Increase your likelihood of getting both a loan and a lower interest rate by getting a good credit score. Lenders are more likely to give a loan to someone who poses less of a risk.
How then do you prove to a lender that you’re low risk? Here are a few things that you can do to improve your credit score.
Possess responsible buyer behaviour
You can do so by spending responsibly. Given the way the lenders will scrutinise your spending behaviour and financial history, you need to make sure that there aren’t any red flags in your report. Do this by not taking out additional credit when you can’t afford to and avoiding unnecessary costs (You don’t need both Netflix and DSTV).
Get out of debt
Borrowers with small amounts of debt might not have any trouble putting aside enough money each month to make their repayments. But those heavily in debt will need a strategy, and some might even need to rely on a debt consolidation loan to make their debt manageable.

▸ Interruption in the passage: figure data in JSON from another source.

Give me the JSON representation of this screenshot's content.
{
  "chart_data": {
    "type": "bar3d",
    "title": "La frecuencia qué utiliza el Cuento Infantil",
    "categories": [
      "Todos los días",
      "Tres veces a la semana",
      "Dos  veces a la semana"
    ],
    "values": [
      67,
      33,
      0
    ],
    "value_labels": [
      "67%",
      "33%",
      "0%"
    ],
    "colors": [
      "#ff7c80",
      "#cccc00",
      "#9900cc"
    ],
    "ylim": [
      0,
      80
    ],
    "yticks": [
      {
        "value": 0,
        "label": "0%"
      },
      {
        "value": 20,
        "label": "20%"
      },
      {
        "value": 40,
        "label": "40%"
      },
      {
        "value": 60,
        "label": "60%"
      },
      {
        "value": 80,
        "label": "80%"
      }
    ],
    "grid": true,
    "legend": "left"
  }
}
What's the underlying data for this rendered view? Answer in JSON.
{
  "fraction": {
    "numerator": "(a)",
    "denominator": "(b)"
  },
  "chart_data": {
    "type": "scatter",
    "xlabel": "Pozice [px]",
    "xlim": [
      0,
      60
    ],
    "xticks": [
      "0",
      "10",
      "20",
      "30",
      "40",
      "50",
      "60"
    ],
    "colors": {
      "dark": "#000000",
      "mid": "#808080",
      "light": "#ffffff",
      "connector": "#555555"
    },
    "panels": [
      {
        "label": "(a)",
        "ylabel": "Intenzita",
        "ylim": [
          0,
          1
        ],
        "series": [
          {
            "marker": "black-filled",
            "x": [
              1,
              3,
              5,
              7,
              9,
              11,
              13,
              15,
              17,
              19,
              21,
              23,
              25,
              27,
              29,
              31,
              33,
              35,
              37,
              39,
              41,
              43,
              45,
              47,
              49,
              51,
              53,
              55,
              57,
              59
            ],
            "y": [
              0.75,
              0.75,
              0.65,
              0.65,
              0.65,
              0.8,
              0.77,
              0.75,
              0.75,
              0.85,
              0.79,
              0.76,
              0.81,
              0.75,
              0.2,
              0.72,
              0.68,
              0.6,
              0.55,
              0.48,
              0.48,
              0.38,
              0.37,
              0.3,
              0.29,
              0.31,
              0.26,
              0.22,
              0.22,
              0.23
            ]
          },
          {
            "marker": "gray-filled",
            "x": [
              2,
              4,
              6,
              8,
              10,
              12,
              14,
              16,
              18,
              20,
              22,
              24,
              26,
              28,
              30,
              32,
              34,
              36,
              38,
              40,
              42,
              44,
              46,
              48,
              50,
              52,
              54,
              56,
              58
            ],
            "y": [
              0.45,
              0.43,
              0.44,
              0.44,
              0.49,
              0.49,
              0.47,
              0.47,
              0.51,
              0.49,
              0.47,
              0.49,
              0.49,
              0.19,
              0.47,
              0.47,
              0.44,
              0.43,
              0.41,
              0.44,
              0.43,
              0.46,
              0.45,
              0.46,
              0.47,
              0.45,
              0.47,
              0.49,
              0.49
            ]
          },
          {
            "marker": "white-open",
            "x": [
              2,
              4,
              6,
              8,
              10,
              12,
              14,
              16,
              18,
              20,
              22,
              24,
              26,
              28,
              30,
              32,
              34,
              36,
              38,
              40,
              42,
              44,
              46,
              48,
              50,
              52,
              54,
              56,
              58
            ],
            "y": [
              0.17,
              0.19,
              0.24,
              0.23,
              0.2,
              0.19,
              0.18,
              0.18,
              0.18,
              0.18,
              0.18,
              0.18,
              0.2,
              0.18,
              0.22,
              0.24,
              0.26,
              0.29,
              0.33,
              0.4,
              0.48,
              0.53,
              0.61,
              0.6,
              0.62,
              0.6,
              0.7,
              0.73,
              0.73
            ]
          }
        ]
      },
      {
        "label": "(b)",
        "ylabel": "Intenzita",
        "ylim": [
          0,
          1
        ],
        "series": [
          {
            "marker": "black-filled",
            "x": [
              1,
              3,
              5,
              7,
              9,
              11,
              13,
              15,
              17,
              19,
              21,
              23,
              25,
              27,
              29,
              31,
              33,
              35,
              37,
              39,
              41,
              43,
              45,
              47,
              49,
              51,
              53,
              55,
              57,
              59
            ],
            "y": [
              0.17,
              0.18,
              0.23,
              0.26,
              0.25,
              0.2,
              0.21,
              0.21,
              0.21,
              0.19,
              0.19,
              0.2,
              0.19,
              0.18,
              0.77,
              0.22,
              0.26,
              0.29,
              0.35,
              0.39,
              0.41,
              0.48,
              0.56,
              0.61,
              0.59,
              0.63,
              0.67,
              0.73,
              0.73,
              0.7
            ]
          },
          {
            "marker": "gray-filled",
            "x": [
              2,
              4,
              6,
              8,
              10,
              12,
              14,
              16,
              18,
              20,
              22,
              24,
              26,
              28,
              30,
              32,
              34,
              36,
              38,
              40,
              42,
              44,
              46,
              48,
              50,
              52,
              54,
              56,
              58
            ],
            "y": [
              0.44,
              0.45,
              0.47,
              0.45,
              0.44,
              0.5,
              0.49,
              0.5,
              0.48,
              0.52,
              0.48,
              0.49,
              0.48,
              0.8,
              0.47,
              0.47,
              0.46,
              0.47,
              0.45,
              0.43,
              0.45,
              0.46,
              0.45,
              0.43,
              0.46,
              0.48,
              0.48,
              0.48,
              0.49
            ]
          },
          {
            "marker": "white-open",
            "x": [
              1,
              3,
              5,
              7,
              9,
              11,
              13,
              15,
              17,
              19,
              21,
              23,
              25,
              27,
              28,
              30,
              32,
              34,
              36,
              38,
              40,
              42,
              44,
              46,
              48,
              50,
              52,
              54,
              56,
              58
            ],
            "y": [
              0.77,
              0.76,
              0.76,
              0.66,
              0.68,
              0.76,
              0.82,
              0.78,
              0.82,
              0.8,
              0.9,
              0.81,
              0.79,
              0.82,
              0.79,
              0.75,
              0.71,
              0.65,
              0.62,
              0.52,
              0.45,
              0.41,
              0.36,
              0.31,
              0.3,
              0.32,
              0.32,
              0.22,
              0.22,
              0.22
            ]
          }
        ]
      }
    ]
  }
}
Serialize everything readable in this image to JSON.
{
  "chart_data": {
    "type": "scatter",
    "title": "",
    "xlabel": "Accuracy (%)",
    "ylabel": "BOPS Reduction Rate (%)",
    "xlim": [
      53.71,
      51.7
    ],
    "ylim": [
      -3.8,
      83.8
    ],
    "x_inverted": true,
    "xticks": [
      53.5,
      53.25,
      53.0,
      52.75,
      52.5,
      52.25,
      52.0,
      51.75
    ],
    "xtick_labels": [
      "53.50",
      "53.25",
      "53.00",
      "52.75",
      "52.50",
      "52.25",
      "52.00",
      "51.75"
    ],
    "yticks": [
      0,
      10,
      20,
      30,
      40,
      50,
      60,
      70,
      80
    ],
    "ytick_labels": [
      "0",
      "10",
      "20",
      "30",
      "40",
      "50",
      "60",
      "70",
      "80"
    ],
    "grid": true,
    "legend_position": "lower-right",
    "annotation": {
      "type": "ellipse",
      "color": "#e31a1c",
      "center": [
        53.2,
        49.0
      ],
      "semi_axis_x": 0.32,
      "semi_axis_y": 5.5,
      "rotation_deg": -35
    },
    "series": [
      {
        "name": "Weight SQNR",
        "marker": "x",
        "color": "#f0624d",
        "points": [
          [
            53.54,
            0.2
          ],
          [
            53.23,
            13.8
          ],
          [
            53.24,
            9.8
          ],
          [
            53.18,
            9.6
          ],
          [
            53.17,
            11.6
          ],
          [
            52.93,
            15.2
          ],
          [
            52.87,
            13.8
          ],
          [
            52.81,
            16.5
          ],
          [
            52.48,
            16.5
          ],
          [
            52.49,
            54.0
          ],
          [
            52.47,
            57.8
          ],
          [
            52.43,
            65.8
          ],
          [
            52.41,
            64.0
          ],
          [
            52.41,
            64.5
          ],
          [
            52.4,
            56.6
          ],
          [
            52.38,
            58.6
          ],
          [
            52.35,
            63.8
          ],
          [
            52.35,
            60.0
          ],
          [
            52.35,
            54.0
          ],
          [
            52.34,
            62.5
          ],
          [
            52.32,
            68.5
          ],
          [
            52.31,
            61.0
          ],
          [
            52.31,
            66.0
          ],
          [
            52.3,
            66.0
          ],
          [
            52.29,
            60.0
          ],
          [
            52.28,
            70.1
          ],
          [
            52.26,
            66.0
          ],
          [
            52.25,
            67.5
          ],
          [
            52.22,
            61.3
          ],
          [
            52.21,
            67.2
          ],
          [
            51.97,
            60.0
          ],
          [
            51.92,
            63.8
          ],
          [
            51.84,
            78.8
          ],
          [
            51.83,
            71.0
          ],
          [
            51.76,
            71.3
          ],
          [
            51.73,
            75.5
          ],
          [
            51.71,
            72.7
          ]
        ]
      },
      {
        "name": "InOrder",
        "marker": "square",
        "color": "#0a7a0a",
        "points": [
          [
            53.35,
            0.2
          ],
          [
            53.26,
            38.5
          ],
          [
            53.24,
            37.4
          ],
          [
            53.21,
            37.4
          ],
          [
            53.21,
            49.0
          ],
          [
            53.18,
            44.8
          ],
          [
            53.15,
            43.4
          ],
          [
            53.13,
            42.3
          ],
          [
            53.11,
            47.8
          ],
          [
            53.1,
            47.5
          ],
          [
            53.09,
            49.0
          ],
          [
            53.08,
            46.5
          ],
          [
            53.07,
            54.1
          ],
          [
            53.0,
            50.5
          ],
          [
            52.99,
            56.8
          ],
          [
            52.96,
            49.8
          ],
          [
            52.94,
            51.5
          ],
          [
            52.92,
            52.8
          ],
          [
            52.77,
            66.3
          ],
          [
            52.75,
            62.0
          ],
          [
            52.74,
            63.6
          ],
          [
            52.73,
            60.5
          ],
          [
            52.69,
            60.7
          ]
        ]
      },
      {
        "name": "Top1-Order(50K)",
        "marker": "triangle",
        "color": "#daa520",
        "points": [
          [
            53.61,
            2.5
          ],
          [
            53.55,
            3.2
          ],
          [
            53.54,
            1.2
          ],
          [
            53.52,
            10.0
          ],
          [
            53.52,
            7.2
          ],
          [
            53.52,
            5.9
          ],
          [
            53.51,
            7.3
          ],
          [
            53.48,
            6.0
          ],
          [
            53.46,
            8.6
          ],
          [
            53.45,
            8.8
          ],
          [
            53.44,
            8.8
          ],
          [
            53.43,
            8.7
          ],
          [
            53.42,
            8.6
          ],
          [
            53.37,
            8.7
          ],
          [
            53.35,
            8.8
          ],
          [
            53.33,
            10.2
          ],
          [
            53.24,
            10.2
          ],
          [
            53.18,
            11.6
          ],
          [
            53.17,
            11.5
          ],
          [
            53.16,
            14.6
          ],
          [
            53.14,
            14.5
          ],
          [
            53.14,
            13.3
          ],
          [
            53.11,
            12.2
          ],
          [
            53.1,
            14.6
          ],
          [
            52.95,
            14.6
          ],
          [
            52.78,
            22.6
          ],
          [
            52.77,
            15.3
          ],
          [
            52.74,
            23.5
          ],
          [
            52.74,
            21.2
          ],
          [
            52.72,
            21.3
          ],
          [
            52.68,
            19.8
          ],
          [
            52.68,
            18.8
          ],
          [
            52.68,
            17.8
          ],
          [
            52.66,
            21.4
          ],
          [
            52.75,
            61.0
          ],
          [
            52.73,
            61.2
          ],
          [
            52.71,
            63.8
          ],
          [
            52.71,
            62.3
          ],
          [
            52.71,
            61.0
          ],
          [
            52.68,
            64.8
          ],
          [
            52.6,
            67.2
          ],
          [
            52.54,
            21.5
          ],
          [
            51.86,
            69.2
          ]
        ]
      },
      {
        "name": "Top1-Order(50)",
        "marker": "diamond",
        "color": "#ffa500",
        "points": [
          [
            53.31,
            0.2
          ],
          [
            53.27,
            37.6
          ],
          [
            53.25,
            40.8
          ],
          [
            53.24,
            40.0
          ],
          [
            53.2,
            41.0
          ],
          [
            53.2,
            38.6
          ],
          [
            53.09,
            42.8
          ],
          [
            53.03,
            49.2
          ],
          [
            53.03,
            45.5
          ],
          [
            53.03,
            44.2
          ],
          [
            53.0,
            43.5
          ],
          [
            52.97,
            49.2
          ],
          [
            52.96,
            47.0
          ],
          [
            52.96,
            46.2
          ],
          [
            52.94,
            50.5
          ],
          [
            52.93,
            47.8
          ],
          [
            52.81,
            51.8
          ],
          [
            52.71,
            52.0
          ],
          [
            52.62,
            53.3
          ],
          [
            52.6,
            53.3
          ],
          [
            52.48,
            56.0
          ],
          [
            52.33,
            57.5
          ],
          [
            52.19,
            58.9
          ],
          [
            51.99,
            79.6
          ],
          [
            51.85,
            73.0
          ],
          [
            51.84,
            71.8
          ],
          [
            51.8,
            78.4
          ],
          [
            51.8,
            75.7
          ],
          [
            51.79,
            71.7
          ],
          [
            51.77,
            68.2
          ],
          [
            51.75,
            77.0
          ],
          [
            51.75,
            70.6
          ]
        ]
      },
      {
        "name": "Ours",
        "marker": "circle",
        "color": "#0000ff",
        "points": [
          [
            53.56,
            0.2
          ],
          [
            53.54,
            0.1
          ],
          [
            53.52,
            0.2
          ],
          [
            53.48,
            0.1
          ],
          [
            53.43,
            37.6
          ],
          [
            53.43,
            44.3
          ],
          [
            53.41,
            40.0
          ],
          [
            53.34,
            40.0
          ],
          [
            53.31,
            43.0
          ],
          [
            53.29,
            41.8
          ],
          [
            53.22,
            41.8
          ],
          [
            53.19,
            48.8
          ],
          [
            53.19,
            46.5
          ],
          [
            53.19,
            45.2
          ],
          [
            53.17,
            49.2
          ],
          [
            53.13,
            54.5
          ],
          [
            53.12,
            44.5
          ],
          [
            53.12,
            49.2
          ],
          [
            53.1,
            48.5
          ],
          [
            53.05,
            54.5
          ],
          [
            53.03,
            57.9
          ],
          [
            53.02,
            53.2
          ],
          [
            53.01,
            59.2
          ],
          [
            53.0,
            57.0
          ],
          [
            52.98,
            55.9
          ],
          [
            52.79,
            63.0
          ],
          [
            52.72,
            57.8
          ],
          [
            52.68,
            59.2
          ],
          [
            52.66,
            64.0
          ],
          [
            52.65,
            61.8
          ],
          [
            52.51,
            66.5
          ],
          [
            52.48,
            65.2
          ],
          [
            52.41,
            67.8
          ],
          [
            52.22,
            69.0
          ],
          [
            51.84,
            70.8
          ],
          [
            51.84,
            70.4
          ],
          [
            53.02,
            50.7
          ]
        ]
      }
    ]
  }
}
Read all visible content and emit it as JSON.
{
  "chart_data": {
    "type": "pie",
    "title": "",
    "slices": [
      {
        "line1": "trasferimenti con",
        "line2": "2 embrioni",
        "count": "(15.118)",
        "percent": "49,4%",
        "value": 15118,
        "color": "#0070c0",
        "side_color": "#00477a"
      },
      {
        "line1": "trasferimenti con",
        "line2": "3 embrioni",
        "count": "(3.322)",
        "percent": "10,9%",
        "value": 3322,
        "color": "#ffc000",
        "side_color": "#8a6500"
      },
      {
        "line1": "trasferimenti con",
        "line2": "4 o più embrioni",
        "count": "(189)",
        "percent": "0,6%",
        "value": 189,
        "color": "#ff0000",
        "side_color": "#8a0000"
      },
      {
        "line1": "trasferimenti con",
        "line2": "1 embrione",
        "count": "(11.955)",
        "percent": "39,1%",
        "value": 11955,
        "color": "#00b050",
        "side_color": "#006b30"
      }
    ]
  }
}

Do this through a repayment plan this means assessing all of your current debt and expenses and then working out a strategic plan to pay off your debt faster. Or through a debt consolidation loan can be a good solution if you find yourself with many monthly instalments or uncontrollable debt.
Pay on time and don’t miss payments
To avoid missing payments or paying late, both of which have a negative impact on your credit score, consider making your payments via debit order. The more consistent you are in making regular payments, the more your credit score will improve.
If you’re struggling to make ends meet and won’t be able to make a payment on time, talk to your creditors to find a solution. Responsible lenders don’t aim to trap their customers in inescapable debt. And many will work with you to restructure your debt in such a way that you can pay it off.